Note: these are suggestions - nothing here is mandated by the National Building Code unless otherwise stated.
Hurricane ties are a simple metal bracket that will bind a truss member to the sill plate of the supporting wall. Depending on size and style, these clips range in cost from 70 cents each to $1.25 each (and are a time-tested and remarkably inexpensive means of improving the truss-to-roof connection. The use of a hurricane tie presents vastly greater resistance to uplift than the alternative of three nails toenailed into the sill plate. Homes in hurricane-prone areas are sometimes built so the top plate of the wall is tied to the foundation with a metal rod.
Avoid shallow roof slopes
Studies from Florida show that the shallower the roof angle, the greater the uplift caused by severe winds. A general consensus is to build with slopes between 4:12 and 6:12 (18 to 26 degree slope.)
Gable isn’t best
The standard gable roof has become quite popular, largely due to cost. However, the large end wall created by a gable roof creates a weakness point for uplift. Designers for homes in high-wind areas strongly recommend hip roof designs, instead.
Avoid long buildings
A key to minimizing damage by wind is to minimize the amount of any one wall area that could be exposed to strong winds. For that reason, it’s best to keep homes to one storey and as square as possible. (Alternate footprints, such as hexagonal, are even better.)

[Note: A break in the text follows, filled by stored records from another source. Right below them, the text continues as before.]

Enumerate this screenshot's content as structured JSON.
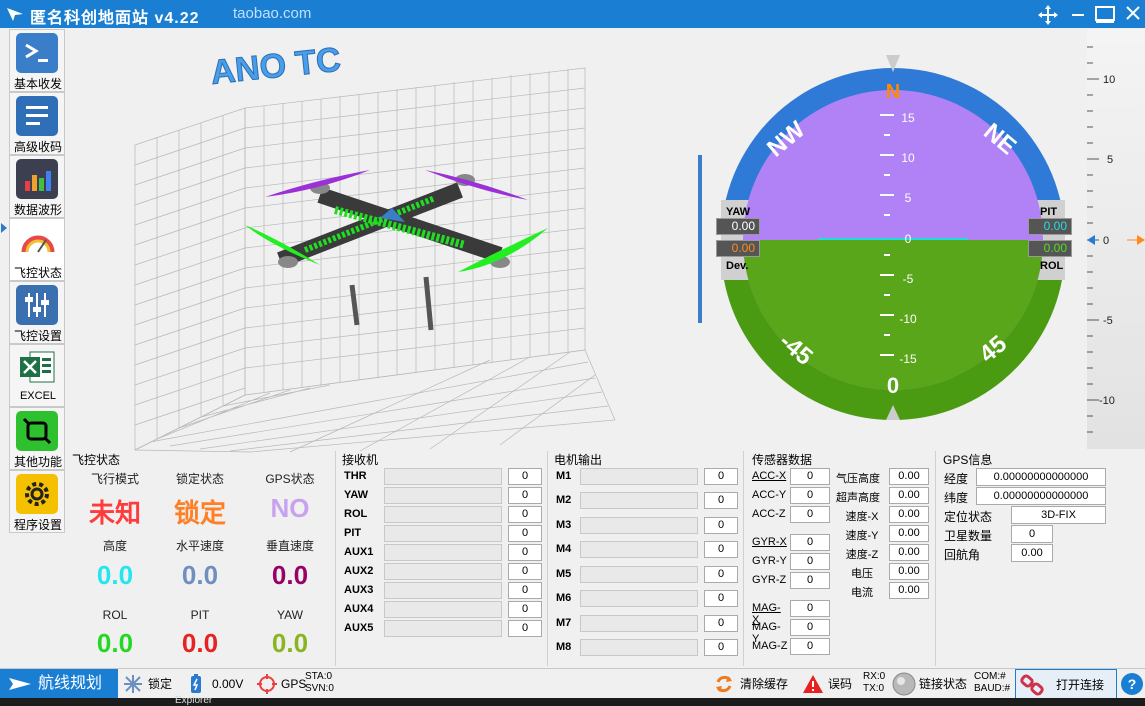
{
  "window": {
    "title": "匿名科创地面站 v4.22",
    "subtitle": "taobao.com"
  },
  "sidebar": {
    "items": [
      {
        "label": "基本收发"
      },
      {
        "label": "高级收码"
      },
      {
        "label": "数据波形"
      },
      {
        "label": "飞控状态"
      },
      {
        "label": "飞控设置"
      },
      {
        "label": "EXCEL"
      },
      {
        "label": "其他功能"
      },
      {
        "label": "程序设置"
      }
    ]
  },
  "view3d": {
    "logo": "ANO TC"
  },
  "hud": {
    "compass": [
      "N",
      "NE",
      "NW"
    ],
    "pitch_ticks": [
      "15",
      "10",
      "5",
      "0",
      "-5",
      "-10",
      "-15"
    ],
    "roll_labels": [
      "-45",
      "0",
      "45"
    ],
    "yaw_label": "YAW",
    "yaw_value": "0.00",
    "dev_value": "0.00",
    "dev_label": "Dev.",
    "pit_label": "PIT",
    "pit_value": "0.00",
    "rol_label": "ROL",
    "rol_value": "0.00"
  },
  "scale": {
    "ticks": [
      "10",
      "5",
      "0",
      "-5",
      "-10"
    ]
  },
  "flight_status": {
    "title": "飞控状态",
    "cells": [
      {
        "label": "飞行模式",
        "value": "未知",
        "color": "#ff3b3b"
      },
      {
        "label": "锁定状态",
        "value": "锁定",
        "color": "#ff7f27"
      },
      {
        "label": "GPS状态",
        "value": "NO",
        "color": "#c8a2f0"
      },
      {
        "label": "高度",
        "value": "0.0",
        "color": "#22e6f0"
      },
      {
        "label": "水平速度",
        "value": "0.0",
        "color": "#6f8fbf"
      },
      {
        "label": "垂直速度",
        "value": "0.0",
        "color": "#990066"
      },
      {
        "label": "ROL",
        "value": "0.0",
        "color": "#22d822"
      },
      {
        "label": "PIT",
        "value": "0.0",
        "color": "#e62222"
      },
      {
        "label": "YAW",
        "value": "0.0",
        "color": "#88b520"
      }
    ]
  },
  "receiver": {
    "title": "接收机",
    "channels": [
      {
        "name": "THR",
        "value": "0"
      },
      {
        "name": "YAW",
        "value": "0"
      },
      {
        "name": "ROL",
        "value": "0"
      },
      {
        "name": "PIT",
        "value": "0"
      },
      {
        "name": "AUX1",
        "value": "0"
      },
      {
        "name": "AUX2",
        "value": "0"
      },
      {
        "name": "AUX3",
        "value": "0"
      },
      {
        "name": "AUX4",
        "value": "0"
      },
      {
        "name": "AUX5",
        "value": "0"
      }
    ]
  },
  "motors": {
    "title": "电机输出",
    "channels": [
      {
        "name": "M1",
        "value": "0"
      },
      {
        "name": "M2",
        "value": "0"
      },
      {
        "name": "M3",
        "value": "0"
      },
      {
        "name": "M4",
        "value": "0"
      },
      {
        "name": "M5",
        "value": "0"
      },
      {
        "name": "M6",
        "value": "0"
      },
      {
        "name": "M7",
        "value": "0"
      },
      {
        "name": "M8",
        "value": "0"
      }
    ]
  },
  "sensors": {
    "title": "传感器数据",
    "left": [
      {
        "name": "ACC-X",
        "value": "0",
        "link": true
      },
      {
        "name": "ACC-Y",
        "value": "0"
      },
      {
        "name": "ACC-Z",
        "value": "0"
      },
      {
        "name": "GYR-X",
        "value": "0",
        "link": true
      },
      {
        "name": "GYR-Y",
        "value": "0"
      },
      {
        "name": "GYR-Z",
        "value": "0"
      },
      {
        "name": "MAG-X",
        "value": "0",
        "link": true
      },
      {
        "name": "MAG-Y",
        "value": "0"
      },
      {
        "name": "MAG-Z",
        "value": "0"
      }
    ],
    "right": [
      {
        "name": "气压高度",
        "value": "0.00"
      },
      {
        "name": "超声高度",
        "value": "0.00"
      },
      {
        "name": "速度-X",
        "value": "0.00"
      },
      {
        "name": "速度-Y",
        "value": "0.00"
      },
      {
        "name": "速度-Z",
        "value": "0.00"
      },
      {
        "name": "电压",
        "value": "0.00"
      },
      {
        "name": "电流",
        "value": "0.00"
      }
    ]
  },
  "gps": {
    "title": "GPS信息",
    "rows": [
      {
        "name": "经度",
        "value": "0.00000000000000"
      },
      {
        "name": "纬度",
        "value": "0.00000000000000"
      },
      {
        "name": "定位状态",
        "value": "3D-FIX"
      },
      {
        "name": "卫星数量",
        "value": "0"
      },
      {
        "name": "回航角",
        "value": "0.00"
      }
    ]
  },
  "statusbar": {
    "route": "航线规划",
    "lock": "锁定",
    "voltage": "0.00V",
    "gps": "GPS",
    "sta": "STA:0",
    "svn": "SVN:0",
    "clear": "清除缓存",
    "error": "误码",
    "rx": "RX:0",
    "tx": "TX:0",
    "link": "链接状态",
    "com": "COM:#",
    "baud": "BAUD:#",
    "connect": "打开连接",
    "help": "?"
  },
  "taskbar": {
    "text": "Explorer"
  }
}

Roof overhangs greater than two feet considerably increase the roof edge exposed to uplift.
Another matter of concern: air gaps at soffits. This, too, creates an avenue for wind currents to enter the attic area and create uplift. If not needed for ventilation, gaps between the sill plate of the wall should be closed off with OSB, plywood, or some other resilient material. It's worth noting this also helps with minimizing risk to wildfires.
The home is not the only area of concern during high winds. If winds are strong enough to damage a home, they are also strong enough to damage an outbuilding. Many of the above tips also apply to sheds and garages, but many outbuildings are not secured to a frost wall or engineered slab, the way a home is. While many areas allow these buildings to be erected on blocks, that's a risk when high winds come along. Consider anchoring sheds, baby barns and other small outbuildings to concrete piers (sonotubes) or a strip footing of some nature.